Но и ощущение смерти наконец-то покинуло меня, и я стал блаженно радоваться дождю. Я представил дождь как полноводную реку, по которой плыву куда-то далеко, и мне наплевать куда, я ведь знаю, что мне все равно не покинуть русла этой реки и в любом случае я приплыву только туда, куда принесет меня течение. И эта новая мудрость настолько успокоила меня, настолько очистила от всего наносного, что я весь мир вокруг себя увидел как огромный океан, в который стекаются все существующие реки, в котором теряются все начала и концы, все рождения и смерти, и в котором каждая капля — сама огромный океан. Это было настоящим счастьем, и я ощутил, что я не один испытываю его, что всё вокруг тоже видит Вселенский океан, и я стал шептать о счастье, я стал шептать каждым листком, оставшимся на моей сохнущей старческой кроне.
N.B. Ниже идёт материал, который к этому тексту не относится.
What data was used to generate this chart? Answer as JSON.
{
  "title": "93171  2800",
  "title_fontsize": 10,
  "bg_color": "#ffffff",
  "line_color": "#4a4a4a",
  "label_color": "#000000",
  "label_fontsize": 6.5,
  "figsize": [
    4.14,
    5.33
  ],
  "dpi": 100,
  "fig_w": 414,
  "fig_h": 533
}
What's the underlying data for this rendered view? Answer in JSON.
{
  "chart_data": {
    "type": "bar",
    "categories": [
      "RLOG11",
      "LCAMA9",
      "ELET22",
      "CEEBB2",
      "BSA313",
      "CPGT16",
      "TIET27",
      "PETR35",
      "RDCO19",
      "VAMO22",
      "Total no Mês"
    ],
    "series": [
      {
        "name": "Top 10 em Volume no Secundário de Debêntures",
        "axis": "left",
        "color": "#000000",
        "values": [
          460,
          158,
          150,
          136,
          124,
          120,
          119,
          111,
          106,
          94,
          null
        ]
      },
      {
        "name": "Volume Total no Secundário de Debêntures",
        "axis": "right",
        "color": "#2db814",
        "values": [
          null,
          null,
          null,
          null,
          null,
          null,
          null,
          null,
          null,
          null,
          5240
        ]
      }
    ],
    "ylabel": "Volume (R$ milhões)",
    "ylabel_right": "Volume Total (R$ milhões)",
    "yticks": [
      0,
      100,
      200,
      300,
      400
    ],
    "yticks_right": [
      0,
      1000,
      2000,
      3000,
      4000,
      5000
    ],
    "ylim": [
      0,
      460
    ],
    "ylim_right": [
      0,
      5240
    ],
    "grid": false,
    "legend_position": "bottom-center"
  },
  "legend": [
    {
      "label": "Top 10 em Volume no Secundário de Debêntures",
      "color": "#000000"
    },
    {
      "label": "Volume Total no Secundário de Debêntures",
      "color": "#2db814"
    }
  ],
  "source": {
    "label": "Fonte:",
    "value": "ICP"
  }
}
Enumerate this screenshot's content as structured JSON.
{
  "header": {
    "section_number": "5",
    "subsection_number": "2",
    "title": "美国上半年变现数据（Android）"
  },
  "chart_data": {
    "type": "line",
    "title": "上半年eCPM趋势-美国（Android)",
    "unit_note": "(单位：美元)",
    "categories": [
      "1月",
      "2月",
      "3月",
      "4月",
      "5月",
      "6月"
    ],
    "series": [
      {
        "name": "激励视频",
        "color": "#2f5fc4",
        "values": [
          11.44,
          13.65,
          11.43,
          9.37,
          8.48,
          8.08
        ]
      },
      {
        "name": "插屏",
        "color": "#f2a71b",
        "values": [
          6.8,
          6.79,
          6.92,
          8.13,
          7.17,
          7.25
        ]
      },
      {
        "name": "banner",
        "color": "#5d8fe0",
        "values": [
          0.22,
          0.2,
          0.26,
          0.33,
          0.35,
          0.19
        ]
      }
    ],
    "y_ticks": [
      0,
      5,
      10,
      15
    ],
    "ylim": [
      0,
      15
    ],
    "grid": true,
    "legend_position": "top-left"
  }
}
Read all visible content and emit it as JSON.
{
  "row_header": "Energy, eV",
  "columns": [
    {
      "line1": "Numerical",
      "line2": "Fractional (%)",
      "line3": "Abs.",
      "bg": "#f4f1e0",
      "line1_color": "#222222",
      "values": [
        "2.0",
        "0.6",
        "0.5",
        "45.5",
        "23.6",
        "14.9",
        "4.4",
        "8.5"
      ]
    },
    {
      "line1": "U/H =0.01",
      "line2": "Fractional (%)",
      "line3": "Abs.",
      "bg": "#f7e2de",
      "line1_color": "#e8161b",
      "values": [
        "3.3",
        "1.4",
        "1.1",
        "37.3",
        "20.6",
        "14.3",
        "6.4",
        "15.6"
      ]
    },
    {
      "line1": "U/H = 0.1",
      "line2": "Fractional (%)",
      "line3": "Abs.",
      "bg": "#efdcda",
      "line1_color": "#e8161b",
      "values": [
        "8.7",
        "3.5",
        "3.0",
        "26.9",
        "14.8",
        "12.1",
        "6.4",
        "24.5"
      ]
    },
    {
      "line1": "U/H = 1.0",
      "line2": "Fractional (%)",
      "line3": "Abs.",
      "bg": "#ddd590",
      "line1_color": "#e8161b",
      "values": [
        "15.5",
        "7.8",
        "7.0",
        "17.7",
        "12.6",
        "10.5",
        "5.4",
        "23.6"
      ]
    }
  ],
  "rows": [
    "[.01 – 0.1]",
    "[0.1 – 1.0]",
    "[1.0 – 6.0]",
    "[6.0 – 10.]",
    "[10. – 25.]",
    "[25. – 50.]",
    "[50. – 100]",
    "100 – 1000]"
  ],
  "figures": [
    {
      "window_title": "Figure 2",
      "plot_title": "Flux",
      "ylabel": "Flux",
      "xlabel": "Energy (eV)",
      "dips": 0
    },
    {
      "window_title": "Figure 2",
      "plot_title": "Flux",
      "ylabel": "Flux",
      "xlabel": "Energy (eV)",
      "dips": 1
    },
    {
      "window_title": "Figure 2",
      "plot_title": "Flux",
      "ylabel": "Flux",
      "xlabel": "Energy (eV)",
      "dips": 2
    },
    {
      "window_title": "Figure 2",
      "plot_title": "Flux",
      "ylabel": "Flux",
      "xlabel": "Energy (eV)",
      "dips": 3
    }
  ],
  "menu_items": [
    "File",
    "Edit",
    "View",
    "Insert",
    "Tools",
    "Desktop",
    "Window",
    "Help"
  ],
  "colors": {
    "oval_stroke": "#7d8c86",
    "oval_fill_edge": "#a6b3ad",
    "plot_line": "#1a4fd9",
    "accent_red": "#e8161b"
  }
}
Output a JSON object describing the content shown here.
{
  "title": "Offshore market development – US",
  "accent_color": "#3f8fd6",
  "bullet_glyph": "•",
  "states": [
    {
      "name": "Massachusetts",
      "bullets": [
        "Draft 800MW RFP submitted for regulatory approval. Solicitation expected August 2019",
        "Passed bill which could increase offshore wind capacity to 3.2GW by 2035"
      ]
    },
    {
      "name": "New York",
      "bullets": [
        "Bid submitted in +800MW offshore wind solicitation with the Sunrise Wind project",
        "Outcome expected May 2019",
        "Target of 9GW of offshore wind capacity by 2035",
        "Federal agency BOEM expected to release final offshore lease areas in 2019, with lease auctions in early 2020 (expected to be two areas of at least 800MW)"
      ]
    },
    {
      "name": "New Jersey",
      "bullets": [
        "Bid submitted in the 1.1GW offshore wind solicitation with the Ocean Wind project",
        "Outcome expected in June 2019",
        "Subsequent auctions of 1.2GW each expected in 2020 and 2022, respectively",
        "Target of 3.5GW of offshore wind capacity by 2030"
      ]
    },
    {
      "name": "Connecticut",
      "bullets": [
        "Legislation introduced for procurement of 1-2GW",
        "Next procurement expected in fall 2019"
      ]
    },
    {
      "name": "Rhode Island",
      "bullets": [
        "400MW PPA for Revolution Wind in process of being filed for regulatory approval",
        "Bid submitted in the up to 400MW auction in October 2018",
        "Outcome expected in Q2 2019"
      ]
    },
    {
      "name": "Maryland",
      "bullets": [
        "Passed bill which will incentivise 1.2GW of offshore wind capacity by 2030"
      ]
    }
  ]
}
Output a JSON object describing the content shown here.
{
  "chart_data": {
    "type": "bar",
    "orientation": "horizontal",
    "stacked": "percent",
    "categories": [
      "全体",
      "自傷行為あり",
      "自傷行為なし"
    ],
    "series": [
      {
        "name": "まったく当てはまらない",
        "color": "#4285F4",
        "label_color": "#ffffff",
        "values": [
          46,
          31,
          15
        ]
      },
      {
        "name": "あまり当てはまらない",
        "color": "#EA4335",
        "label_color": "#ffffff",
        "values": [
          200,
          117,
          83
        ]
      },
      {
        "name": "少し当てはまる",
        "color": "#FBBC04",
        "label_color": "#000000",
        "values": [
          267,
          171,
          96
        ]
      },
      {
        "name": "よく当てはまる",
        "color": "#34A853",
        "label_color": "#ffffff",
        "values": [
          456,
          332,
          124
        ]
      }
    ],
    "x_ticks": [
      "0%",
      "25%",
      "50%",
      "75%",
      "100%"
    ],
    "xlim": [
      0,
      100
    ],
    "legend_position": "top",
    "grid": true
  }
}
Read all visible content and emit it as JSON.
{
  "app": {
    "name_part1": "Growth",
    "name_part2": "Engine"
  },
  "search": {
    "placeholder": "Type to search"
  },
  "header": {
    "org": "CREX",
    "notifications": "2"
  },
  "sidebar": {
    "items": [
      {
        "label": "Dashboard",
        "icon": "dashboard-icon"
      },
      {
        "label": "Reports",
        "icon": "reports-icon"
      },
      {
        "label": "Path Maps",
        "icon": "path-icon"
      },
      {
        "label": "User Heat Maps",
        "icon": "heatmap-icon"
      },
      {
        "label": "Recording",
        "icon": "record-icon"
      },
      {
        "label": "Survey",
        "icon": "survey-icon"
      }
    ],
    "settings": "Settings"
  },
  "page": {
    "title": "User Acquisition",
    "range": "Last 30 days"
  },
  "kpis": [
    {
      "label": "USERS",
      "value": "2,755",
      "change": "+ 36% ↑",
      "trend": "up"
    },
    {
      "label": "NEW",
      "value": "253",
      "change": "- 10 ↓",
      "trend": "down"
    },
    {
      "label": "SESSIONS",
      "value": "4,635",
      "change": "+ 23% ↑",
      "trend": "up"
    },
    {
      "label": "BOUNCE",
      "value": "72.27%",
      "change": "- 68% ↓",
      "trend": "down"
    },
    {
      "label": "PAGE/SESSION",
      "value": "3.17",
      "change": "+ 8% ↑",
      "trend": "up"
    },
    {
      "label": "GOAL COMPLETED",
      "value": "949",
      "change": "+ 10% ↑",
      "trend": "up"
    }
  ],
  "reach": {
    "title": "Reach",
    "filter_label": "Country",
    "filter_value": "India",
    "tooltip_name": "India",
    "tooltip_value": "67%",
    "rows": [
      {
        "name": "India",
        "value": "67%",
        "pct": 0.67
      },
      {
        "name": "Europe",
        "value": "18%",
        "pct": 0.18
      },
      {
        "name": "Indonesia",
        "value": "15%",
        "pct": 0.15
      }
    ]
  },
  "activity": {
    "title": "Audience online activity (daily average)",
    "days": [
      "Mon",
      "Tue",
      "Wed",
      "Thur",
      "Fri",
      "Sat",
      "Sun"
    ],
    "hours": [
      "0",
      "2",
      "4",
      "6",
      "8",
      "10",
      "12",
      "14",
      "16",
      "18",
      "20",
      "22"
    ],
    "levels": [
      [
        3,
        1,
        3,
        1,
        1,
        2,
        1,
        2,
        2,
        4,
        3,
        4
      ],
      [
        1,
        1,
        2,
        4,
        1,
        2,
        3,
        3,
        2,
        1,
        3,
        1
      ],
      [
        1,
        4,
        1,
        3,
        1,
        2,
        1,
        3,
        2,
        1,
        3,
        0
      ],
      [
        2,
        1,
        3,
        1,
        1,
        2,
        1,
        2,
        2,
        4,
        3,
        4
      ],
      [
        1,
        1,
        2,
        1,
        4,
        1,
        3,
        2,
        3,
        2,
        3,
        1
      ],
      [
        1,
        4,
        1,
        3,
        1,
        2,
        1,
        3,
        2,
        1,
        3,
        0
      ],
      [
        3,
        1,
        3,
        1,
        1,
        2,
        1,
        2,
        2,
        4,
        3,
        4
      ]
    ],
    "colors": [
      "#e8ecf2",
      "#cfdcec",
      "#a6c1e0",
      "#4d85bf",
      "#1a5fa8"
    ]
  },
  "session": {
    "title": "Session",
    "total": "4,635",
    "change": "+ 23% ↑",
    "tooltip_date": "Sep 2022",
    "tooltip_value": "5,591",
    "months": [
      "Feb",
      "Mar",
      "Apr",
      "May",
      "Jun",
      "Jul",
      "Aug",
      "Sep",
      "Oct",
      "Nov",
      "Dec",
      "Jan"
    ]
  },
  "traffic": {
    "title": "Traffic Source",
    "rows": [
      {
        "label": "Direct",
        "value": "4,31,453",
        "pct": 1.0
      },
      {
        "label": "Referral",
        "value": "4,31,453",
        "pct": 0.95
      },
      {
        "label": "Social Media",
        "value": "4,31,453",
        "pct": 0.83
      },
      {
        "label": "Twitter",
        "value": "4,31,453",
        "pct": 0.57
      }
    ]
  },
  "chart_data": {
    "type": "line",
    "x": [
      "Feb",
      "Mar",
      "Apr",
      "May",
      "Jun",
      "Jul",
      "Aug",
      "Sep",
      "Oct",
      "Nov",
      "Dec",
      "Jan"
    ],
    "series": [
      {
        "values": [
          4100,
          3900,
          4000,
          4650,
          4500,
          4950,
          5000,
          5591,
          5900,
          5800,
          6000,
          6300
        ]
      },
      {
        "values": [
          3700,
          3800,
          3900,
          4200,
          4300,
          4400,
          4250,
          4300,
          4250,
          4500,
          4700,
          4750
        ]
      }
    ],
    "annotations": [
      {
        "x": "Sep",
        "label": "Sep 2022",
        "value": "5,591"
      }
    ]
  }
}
И в какой-то момент, переполненный счастьем, я вздрогнул и открыл глаза, и тяжесть человеческой сущности, человеческой судьбы — всегда помнить о неизбежности смерти, всегда чувствовать свое гниение в одиночестве, — надавила на мои плечи, согнула их, придав моему телу привычный вид, и я, перекрывая шум дождя, закричал от ужаса, как ребенок, только что появившийся на свет.
Сжавшись в комок, я просидел внутри дуба, пока не кончился дождь, и лишь затем, тяжело ступая по мягкой земле, поскальзываясь на грязи и с трудом удерживая равновесие, я выбрался обратно в город, навсегда подавленный той разницей ощущения жизни, которая теперь никогда не сотрется из моей памяти и будет напоминать о себе смутной тоской. Я был похож на только что уколовшегося в первый раз, но уже будущего наркомана, который, познав сладость наркотического опьянения, обреченно понимает, что вся его жизнь, от этого момента до самой смерти, навеки будет принадлежать новым ощущениям.